Großräumige Muster steuern tägliche Temperaturschwankungen

Tageszeitliche Temperaturschwankungen – also plötzliche Wechsel zwischen aufeinanderfolgenden Tagen – haben erhebliche Auswirkungen auf die menschliche Gesundheit, Ökosysteme und wirtschaftliche Aktivitäten. Doch wie sich diese Schwankungen von Jahr zu Jahr verändern und welche Faktoren sie antreiben, war bisher unklar.

Eine aktuelle Studie von Liu und Fu (2026), veröffentlicht im Journal of Geophysical Research: Atmospheres, liefert nun neue Erkenntnisse.
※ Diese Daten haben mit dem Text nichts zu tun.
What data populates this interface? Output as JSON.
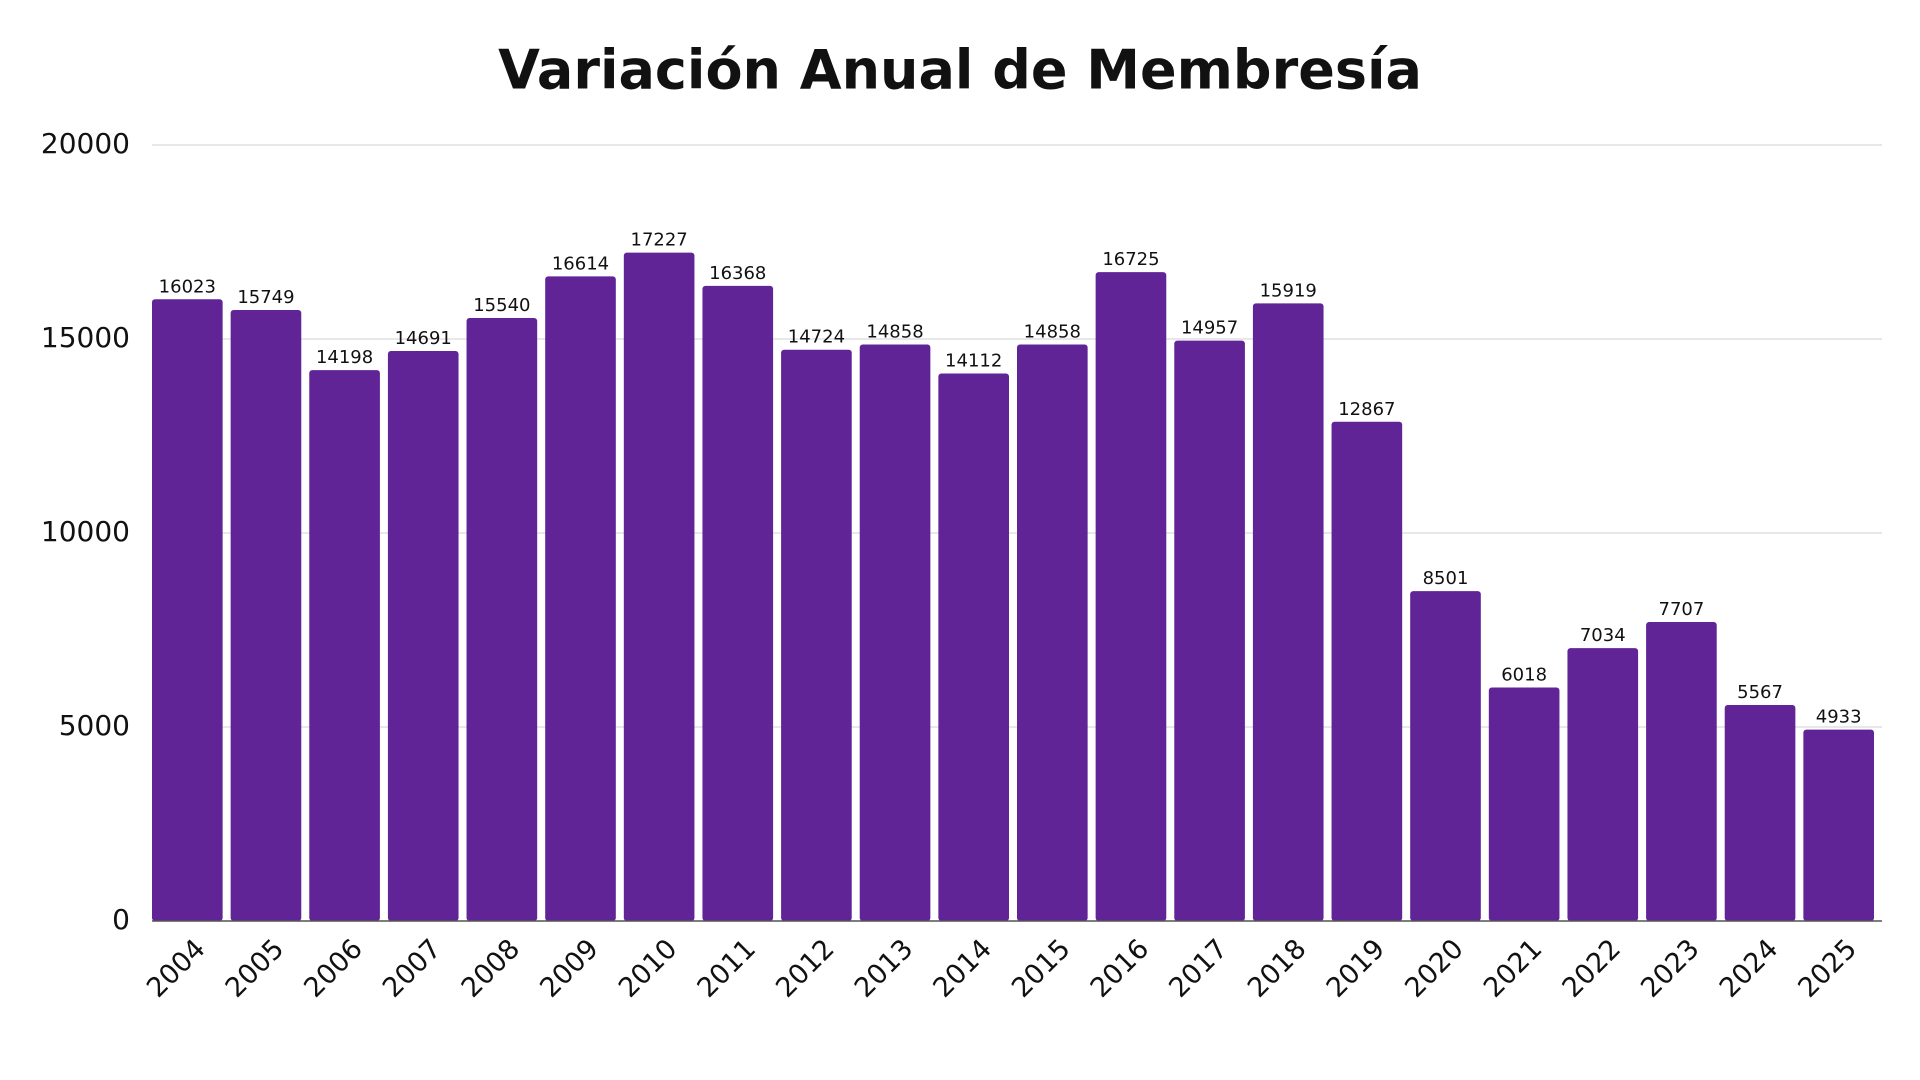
{
  "chart_data": {
    "type": "bar",
    "title": "Variación Anual de Membresía",
    "categories": [
      "2004",
      "2005",
      "2006",
      "2007",
      "2008",
      "2009",
      "2010",
      "2011",
      "2012",
      "2013",
      "2014",
      "2015",
      "2016",
      "2017",
      "2018",
      "2019",
      "2020",
      "2021",
      "2022",
      "2023",
      "2024",
      "2025"
    ],
    "values": [
      16023,
      15749,
      14198,
      14691,
      15540,
      16614,
      17227,
      16368,
      14724,
      14858,
      14112,
      14858,
      16725,
      14957,
      15919,
      12867,
      8501,
      6018,
      7034,
      7707,
      5567,
      4933
    ],
    "color": "#612497",
    "ylim": [
      0,
      20000
    ],
    "yticks": [
      0,
      5000,
      10000,
      15000,
      20000
    ],
    "grid": true
  }
}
Die Forscher analysierten Beobachtungsdaten, Reanalysen und CMIP6-Simulationen für den Zeitraum von 1961 bis 2014. Dabei identifizierten sie ein konsistentes großräumiges Muster der Variabilität in Eurasien und Nordamerika.

Haupttreiber der Temperaturschwankungen

Die Studie zeigt, dass die nord-südliche Bewegung von warmen und kalten Luftmassen der primäre Antrieb für diese Schwankungen ist. Die dominierenden Faktoren variieren jedoch je nach Jahreszeit:

  • Winter: Großräumige meteorologische Muster prägen die Temperaturschwankungen.
  • Sommer: Lokale Wechselwirkungen zwischen Land und Atmosphäre gewinnen an Einfluss.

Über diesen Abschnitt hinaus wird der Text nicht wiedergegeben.